With regard to disclosure, I prayed A TON about this. It is a very important decision. There are families who disclose and there are families who don't. I respect everyone's decision and I would hope the same in return. About 6 years ago, I was introduced to
a book series about strongholds and how to pray binding and loosing prayers. Hands down what I learned from those books has been the most powerful thing that has completely changed my prayer life and has been responsible for HUGE prayers being answered and deliverance of some major stuff. In one of the books, she outlines three sources of where strongholds take place. One of them is shame. I don't want Baby Joaquin to grow up with a secret that he feels he has to keep. He has nothing to be ashamed of with being HIV+. People who have children with other kinds of special needs don't feel obligated to keep those a secret so why should I? The stigma surrounding HIV/AIDS is the biggest obstacle out there. Ignorance breeds fear. So if we can do our part to educate those around us so that in turn, the fear and ignorance about HIV/AIDS dissipates, then so be it. If my life with Joaquin can be a beacon of hope and a future for another child waiting to find his forever family, then it's worth it. HIV+ children are the most overlooked children when it comes to adoption. Internationally, it's still a huge crisis because the medications aren't available. I love the United States. I mean, I really love it. I've traveled a ton, lived in other countries, and when you leave your country, you learn to appreciate what we have. And what we have here are amazing resources for medicine and treatment that you can't find anywhere else.

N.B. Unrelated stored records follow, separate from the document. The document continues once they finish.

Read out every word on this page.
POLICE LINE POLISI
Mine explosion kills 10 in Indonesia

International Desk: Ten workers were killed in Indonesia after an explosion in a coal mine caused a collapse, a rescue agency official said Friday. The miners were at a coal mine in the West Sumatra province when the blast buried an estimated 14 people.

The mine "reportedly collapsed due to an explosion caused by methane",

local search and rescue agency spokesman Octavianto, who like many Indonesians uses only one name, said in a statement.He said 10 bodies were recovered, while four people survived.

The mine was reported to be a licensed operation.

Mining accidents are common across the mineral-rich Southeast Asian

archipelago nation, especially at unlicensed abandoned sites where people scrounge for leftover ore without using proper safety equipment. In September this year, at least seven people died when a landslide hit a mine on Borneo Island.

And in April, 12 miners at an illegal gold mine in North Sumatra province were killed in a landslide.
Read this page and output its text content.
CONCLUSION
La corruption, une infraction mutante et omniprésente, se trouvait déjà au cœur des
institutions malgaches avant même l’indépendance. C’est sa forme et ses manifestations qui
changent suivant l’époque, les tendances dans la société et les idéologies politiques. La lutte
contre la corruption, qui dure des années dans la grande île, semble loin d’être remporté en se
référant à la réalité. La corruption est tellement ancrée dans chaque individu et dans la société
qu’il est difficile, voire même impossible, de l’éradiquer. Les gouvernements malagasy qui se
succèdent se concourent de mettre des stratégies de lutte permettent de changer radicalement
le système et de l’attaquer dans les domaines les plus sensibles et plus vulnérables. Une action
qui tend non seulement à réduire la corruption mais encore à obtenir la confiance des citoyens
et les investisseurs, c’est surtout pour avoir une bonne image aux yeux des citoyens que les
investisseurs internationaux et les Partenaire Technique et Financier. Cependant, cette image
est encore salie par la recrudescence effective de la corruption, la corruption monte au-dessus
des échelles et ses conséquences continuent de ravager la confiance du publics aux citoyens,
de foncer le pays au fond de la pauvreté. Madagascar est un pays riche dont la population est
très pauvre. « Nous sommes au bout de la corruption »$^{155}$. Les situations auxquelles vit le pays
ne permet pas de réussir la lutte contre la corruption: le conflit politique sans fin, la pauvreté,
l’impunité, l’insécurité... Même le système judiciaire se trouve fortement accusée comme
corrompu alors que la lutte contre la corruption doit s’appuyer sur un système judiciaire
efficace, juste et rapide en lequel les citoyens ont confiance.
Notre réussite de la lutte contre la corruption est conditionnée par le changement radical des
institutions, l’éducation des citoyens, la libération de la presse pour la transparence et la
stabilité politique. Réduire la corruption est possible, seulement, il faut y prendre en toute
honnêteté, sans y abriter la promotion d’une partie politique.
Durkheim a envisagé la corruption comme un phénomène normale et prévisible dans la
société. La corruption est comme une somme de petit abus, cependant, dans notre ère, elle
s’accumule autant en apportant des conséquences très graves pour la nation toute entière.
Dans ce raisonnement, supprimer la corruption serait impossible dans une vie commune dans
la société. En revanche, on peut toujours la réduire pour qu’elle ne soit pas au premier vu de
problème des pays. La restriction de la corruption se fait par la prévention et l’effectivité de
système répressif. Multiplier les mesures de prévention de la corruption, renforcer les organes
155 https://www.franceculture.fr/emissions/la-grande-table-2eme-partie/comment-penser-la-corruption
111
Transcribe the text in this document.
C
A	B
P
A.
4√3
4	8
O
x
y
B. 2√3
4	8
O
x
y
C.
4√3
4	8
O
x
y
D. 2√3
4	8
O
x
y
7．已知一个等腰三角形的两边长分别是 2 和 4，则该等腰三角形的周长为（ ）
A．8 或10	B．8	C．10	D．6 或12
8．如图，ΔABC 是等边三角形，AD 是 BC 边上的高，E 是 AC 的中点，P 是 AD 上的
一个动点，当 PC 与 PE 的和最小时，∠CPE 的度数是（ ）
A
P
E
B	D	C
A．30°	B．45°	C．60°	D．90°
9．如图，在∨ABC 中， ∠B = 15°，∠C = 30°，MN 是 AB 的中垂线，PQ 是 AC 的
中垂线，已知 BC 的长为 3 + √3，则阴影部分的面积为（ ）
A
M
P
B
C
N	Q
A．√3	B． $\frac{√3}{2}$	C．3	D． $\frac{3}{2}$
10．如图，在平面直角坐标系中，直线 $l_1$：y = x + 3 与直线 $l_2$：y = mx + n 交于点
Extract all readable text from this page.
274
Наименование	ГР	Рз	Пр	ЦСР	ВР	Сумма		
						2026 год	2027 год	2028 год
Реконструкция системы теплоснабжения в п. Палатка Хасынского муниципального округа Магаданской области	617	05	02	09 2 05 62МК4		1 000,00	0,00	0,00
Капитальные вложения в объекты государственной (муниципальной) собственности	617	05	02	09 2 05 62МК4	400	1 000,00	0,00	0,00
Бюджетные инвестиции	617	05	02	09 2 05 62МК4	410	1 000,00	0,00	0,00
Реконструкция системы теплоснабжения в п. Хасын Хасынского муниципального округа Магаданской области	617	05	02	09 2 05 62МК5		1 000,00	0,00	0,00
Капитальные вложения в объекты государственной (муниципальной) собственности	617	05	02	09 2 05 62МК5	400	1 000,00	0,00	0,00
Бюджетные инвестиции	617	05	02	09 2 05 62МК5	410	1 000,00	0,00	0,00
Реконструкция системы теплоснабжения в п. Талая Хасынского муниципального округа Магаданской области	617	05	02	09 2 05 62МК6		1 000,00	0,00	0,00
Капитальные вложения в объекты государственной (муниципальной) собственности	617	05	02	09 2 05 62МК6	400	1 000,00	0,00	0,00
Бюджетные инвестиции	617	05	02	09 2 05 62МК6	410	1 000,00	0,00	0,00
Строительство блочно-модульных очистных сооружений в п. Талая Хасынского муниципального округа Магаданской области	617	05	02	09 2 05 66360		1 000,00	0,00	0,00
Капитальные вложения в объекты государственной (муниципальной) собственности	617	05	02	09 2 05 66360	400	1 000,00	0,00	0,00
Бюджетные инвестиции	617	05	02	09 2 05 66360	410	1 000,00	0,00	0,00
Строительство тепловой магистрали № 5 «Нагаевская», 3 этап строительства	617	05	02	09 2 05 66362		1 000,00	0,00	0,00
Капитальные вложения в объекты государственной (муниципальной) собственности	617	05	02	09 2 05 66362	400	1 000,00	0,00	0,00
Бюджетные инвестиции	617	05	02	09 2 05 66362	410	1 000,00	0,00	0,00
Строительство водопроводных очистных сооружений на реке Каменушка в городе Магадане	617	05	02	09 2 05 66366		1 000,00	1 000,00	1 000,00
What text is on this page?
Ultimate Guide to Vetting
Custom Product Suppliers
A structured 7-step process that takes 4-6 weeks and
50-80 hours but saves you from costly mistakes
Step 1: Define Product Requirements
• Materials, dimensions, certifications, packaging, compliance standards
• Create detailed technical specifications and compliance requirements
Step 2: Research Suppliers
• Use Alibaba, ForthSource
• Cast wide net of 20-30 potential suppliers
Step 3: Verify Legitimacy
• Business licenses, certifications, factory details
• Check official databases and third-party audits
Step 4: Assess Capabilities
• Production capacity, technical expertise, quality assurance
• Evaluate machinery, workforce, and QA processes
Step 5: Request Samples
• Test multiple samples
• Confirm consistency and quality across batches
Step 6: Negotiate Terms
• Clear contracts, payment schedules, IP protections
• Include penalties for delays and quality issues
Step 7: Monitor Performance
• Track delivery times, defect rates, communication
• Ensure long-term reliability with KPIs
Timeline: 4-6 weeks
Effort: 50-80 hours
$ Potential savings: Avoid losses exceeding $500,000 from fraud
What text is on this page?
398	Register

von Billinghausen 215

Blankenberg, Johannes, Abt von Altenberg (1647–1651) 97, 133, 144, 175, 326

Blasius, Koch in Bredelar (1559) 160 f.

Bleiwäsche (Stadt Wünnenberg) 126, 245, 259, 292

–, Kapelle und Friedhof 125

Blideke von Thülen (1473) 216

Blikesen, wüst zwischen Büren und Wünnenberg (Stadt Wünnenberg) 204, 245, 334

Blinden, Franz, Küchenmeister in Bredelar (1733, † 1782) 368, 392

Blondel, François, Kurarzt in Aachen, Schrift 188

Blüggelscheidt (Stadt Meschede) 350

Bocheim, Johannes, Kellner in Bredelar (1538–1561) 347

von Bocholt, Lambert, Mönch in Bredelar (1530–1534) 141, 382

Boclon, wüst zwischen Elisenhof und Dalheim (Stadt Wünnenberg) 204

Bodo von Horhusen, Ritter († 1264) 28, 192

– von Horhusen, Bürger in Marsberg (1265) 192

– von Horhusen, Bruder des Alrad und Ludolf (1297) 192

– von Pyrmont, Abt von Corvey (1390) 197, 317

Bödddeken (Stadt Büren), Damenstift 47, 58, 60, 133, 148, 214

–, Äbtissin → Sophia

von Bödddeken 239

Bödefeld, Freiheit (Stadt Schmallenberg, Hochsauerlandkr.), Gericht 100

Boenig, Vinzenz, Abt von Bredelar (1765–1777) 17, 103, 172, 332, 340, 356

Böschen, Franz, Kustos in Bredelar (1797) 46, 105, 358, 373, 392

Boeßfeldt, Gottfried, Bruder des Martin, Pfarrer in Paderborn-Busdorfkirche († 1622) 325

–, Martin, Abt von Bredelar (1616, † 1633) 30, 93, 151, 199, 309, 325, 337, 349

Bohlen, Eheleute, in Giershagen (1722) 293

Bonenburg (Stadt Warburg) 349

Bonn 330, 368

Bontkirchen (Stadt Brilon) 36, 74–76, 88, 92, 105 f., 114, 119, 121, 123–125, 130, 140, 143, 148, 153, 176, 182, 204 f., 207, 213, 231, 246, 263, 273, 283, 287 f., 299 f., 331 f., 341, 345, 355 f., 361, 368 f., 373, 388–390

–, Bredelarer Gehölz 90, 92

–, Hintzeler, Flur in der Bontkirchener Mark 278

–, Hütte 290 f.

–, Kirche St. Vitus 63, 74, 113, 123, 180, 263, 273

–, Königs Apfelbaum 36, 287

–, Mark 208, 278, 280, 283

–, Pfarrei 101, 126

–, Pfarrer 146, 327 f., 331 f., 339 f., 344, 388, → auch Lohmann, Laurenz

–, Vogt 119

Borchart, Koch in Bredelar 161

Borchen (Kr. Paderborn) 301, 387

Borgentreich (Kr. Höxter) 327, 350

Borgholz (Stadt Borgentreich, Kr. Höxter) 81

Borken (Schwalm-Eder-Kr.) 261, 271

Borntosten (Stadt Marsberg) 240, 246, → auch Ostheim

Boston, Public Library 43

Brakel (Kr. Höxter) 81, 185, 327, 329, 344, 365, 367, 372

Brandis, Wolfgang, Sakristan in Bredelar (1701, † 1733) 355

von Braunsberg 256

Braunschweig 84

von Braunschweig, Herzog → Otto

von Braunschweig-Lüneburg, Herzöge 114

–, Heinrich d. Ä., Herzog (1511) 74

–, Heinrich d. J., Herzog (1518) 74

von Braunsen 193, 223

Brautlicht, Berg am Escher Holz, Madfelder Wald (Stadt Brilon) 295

Finally, it was really important to me to talk to M, my in-country facilitator and social worker for Munni's adoption. She was 110% supportive and thought I should start pursuing it right away. She's known Munni for almost 3 years and has seen her adjust to life in the orphanage. She thinks that Munni will thrive having a baby brother :) The other thing M told me that broke my heart is that hardly ever do the HIV+ children in Ind*a get adopted. She said that the majority of them grow up in an institution because no one wants to adopt an HIV+ child. There are no words for how devastating this is. It further confirmed my decision to disclose.
So my next steps are that during my one month home with Munni (YIPPEEEE!!!!) post placement visit, I will have my Congo home study updated to specifically include HIV as a special need I am willing to adopt. This is necessary for the immigration. This should be in March sometime.
I was talking to my friend
Mer the other day and I told her how if someone would of told me 3 1/2 years ago when I started the adoption journey that I was going to adopt an older child with a traumatic past and an HIV+ baby, I would have bolted as fast I could in the opposite direction. The two things I was most resistant to and afraid of, the Lord brought to me. I think about Sweet Munni and how I would have completely missed out on her if I would have stayed with my myopic point of view. She replied, "I know. Don't you love it when you say things like 'I would NEVER do that,' and God's like, 'um, actually we ARE going to do that!'"
So there it is.
I am open to answering any questions you may have. I can't believe how much I've learned so if I can educate along the way, bring it!
Oh, and that sweet baby boy? I emailed my DRC facilitator right before I left for Ind*a. He had been on my heart obviously and I prayed for him everyday that he would find a family.